Each day when I log in I go back and read the last few previous posts. And I say to myself, "What a pathetic person I am?!" I feel foolish for writing some of the posts where I have injected emotion into my thoughts. And sometimes I can't believe that I actually felt that sad or dejected or whatever. It's embarrassing to me. I have such high highs and low lows that when I do write down my emotions it seems rather extreme.

It may go back to how I was raised. I was raised in a family where the men are silently strong and void of emotion. My grandfather blamed societies problems on men allowing emotion to affect them "like a woman." Of course he also blames societies problems on women entering the workforce after the war but that's for another post. Even to this day my parents only say "I love you" at the end of a holiday visit. When we hang up the phone after a random weekend update we say, "take care." It's not because they don't love me (they don't need to SAY it they SHOW it constantly) but it's because they are uncomfortable with it. So am I.

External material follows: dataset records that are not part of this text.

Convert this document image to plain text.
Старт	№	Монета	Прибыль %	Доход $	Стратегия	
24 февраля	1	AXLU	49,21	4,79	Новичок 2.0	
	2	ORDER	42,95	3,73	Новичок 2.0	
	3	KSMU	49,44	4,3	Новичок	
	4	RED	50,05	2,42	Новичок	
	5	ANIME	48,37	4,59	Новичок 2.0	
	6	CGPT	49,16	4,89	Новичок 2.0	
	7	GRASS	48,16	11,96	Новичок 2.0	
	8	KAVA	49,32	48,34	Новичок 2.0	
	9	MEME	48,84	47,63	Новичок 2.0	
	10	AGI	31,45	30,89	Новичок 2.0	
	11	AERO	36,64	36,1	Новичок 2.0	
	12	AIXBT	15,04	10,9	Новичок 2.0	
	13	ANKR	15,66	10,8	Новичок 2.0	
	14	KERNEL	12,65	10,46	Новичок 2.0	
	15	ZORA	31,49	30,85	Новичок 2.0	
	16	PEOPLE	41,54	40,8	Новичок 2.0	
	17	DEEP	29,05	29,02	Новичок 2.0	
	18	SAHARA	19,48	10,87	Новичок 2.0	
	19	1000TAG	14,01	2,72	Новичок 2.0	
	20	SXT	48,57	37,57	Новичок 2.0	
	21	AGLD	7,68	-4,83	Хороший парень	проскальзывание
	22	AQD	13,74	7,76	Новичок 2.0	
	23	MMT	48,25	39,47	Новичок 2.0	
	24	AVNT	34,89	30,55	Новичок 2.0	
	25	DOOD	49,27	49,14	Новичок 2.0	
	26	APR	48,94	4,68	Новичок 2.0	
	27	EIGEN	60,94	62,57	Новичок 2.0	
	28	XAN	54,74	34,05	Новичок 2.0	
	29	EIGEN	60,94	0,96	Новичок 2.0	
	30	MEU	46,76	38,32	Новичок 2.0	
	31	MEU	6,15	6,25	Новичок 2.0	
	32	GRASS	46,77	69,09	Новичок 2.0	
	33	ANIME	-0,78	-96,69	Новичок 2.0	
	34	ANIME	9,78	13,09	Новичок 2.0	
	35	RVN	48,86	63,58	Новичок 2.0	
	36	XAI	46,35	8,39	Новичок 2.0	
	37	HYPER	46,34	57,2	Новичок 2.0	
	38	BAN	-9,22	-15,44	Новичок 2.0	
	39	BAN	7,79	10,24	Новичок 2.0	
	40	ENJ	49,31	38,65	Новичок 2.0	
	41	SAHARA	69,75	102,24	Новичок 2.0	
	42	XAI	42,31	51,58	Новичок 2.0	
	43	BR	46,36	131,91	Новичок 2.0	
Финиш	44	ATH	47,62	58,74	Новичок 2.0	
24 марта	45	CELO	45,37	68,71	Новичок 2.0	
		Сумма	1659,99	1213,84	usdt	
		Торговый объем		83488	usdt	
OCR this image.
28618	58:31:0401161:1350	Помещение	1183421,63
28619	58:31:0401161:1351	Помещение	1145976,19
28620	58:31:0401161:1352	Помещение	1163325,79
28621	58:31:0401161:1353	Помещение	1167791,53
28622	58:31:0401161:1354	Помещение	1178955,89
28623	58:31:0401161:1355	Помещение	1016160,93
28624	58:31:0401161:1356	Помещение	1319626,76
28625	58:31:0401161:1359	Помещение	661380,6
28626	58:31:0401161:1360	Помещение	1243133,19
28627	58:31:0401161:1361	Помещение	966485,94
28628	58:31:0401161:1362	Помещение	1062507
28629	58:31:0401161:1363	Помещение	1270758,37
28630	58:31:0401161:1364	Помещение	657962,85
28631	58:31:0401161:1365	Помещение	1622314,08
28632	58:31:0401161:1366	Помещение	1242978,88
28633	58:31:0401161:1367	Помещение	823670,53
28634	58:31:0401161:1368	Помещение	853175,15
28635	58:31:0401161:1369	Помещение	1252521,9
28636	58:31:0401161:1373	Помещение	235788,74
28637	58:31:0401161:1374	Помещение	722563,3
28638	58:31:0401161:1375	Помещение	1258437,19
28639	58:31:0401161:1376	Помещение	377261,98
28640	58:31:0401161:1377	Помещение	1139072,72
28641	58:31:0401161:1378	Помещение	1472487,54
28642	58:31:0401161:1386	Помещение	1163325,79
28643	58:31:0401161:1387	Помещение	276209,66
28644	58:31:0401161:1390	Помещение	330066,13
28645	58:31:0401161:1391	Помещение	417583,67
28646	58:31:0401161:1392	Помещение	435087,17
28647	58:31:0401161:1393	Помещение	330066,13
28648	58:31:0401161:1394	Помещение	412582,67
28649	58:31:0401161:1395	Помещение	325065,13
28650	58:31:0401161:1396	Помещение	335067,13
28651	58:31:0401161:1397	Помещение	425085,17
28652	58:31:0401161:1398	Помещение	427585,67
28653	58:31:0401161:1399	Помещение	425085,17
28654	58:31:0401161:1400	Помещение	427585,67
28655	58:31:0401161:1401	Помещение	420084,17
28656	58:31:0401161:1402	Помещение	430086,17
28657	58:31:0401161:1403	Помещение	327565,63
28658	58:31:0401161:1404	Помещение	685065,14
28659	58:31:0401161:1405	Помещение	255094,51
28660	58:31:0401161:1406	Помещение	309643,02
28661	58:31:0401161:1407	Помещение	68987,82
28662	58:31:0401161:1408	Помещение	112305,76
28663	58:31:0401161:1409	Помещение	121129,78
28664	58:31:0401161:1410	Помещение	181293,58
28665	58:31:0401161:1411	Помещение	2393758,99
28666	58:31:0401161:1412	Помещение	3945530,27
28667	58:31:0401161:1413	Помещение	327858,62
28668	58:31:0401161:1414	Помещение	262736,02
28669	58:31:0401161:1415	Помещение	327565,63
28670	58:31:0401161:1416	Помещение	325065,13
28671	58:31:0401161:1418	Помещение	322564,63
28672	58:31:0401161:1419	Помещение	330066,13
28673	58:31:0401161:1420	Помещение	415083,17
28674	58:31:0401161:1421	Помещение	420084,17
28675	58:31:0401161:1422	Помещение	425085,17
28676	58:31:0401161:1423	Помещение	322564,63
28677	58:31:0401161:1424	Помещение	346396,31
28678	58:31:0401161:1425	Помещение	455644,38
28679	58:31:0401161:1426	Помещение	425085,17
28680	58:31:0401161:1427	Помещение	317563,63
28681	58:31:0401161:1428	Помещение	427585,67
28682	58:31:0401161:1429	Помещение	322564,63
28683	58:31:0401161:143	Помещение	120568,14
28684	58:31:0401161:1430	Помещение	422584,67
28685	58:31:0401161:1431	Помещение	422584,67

When I started this blog I only wanted people who DIDN'T know me to read it. That seemed safe. Maybe one day I'll be comfortable enough to send out a mass e-mail to everyone I know.

There is the possibility that letting everyone in on your emotions isn't a positive thing. Emotions are seldom logical which sometimes leads to negative actions like saying hurtful or manipulative things. Things that, once you calm down, you realize didn't truly represent your thoughts or feelings. I suppose, as with anything, a balance is necessary.